O doutor McCoy estava mantendo-o sedado e atado à cama enquanto acompanhava seu estado físico no painel de funções biológicas. Adormecido, a expressão de Van Gelder era relaxada, marcada por uma quase vulnerabilidade infantil.

— Detectei choques de ondas delta no eletroencefalograma — disse McCoy, indicando o painel acima da cama. —Altamente anormal, mas sem sinal de esquizofrenia, tecidos danificados ou qualquer outra condição de que tenha conhecimento. Eu o coloquei sob uma dose tripla de sedativo para...

O médico foi interrompido pelo som vindo do leito, uma estranha mistura de gemido e rosnado. O paciente estava voltando à consciência, lutando contra as amarras que o prendiam.

— O informe diz que ele é bastante comunicativo — disse Kirk.

— Mas não muito informativo. Diz uma coisa, depois parece esquecer, então começar a falar outra coisa... o pouco que consigo entender parece soar como verdade. É uma pena que não tenhamos tempo para estudá-lo um pouco mais.

— Então é assim que o sistema funciona, não é? — disse o homem na cama, asperamente, ainda se debatendo. — Levem-me de volta! Lavem suas mãos! Deixe que os outros se preocupem! Desgraçados...

— Qual é o seu nome? — perguntou Kirk.

— Meu nome.... meu nome... — Kirk teve a súbita impressão de que o prisioneiro estava lutando não contra as amarras, mas contra algum tipo de dor. — Meu nome é... é Simon... Simon van Gelder.

Ele encostou-se nos travesseiros, e acrescentou, vencido: — Não acho que tenha ouvido falar de mim.

— É o mesmo nome que deu antes — informou McCoy.

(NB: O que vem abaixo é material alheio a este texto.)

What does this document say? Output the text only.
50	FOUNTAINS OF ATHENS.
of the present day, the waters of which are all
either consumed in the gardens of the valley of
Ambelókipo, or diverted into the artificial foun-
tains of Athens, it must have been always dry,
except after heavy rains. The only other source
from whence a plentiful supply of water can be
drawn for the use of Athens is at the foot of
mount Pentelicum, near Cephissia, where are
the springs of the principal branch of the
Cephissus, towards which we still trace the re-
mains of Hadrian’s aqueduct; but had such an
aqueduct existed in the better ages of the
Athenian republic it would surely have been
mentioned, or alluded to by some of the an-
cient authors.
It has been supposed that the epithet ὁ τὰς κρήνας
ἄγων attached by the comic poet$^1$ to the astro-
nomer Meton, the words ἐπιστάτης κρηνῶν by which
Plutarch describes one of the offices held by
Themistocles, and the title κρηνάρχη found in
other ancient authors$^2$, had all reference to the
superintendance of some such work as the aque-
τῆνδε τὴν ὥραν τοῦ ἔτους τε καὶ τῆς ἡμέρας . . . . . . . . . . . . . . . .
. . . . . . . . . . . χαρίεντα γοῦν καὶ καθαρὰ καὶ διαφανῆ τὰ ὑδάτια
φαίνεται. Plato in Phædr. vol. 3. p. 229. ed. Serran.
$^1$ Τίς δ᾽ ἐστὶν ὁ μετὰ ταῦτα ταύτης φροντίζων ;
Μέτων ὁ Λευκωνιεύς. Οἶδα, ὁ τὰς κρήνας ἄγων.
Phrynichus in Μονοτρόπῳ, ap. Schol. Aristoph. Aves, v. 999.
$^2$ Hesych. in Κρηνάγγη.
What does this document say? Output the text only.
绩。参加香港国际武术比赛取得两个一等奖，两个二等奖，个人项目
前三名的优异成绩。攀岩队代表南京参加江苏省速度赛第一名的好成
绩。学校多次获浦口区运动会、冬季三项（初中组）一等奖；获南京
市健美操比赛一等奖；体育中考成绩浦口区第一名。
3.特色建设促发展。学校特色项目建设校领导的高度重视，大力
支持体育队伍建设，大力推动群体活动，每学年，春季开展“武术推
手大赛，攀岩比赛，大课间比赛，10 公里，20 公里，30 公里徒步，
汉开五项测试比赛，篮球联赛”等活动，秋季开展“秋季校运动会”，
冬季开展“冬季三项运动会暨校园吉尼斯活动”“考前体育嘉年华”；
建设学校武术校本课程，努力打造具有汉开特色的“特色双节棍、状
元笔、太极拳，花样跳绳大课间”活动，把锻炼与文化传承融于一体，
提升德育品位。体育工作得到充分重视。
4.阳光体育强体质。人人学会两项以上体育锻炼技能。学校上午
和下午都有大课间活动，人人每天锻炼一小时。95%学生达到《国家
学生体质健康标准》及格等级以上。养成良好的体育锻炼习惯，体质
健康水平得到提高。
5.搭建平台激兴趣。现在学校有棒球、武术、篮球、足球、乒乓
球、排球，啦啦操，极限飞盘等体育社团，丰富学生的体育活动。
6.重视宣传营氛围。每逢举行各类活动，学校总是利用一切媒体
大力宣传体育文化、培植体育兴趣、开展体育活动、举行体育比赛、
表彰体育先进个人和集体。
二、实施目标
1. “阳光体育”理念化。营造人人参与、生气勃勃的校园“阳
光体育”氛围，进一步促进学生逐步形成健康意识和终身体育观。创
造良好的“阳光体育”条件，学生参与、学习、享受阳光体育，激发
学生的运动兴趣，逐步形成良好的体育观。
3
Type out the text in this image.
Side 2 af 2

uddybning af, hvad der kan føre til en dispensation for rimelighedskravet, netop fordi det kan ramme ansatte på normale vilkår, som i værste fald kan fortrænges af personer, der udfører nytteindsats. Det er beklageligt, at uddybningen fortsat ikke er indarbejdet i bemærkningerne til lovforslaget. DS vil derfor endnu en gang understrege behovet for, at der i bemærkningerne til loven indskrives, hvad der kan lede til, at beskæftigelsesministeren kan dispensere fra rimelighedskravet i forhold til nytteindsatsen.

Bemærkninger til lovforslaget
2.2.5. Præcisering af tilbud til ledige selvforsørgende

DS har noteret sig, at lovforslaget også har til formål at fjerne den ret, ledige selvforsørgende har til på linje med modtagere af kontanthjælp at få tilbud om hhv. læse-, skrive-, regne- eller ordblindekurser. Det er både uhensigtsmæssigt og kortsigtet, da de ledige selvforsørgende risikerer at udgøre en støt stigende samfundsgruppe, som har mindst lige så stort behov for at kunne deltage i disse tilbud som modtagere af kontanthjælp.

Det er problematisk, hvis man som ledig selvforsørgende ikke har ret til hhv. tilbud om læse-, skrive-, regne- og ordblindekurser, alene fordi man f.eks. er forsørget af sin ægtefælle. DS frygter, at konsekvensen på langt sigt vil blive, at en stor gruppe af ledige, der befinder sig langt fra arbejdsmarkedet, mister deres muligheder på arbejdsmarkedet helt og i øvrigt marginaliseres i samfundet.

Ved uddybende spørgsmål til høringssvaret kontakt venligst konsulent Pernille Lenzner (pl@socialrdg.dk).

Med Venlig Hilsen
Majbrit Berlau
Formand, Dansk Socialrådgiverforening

— Dei? — admirou-se o prisioneiro. — Tinha esquecido. Eu era o diretor... da... da Colônia Tântalos. Não era prisioneiro... eu era... assistente. Graduado em... em... — sua face contorceu-se. — E então... me graduei em estudos... de... estudos em...

Quanto mais tentava lembrar, mais a dor parecia apoderar-se dele. — Não importa — disse Kirk, gentilmente. — Está tudo bem. Nós...

— Sei, sei — interrompeu Van Gelder, rangendo os dentes. — Eles apagaram... editaram... ajustaram... eles me destruíram... eu... não vou esquecer! Não vou voltar para lá! Prefiro morrer! Morrer! Morrer!

O prisioneiro tornou-se novamente violento, agitando-se e gritando, seu rosto era quase uma máscara de dramas incompreendidos. McCoy aproximou-se e aplicou mais uma dose com o hypospray. Van Gelder passou dos gritos ao silêncio absoluto.

— Alguma idéia a respeito? — perguntou Kirk.

— Não faço a mínima idéia. Ele não quer voltar para aquela... como você a descreve? Ah, "mais uma clínica, do que uma prisão”. Evidentemente, uma cela é uma cela, não importa que rótulo tenha.

— Algo de muito estranho está acontecendo lá embaixo. Mantenha-o sob vigilância, Magro. Vou fazer uma pequena investigação.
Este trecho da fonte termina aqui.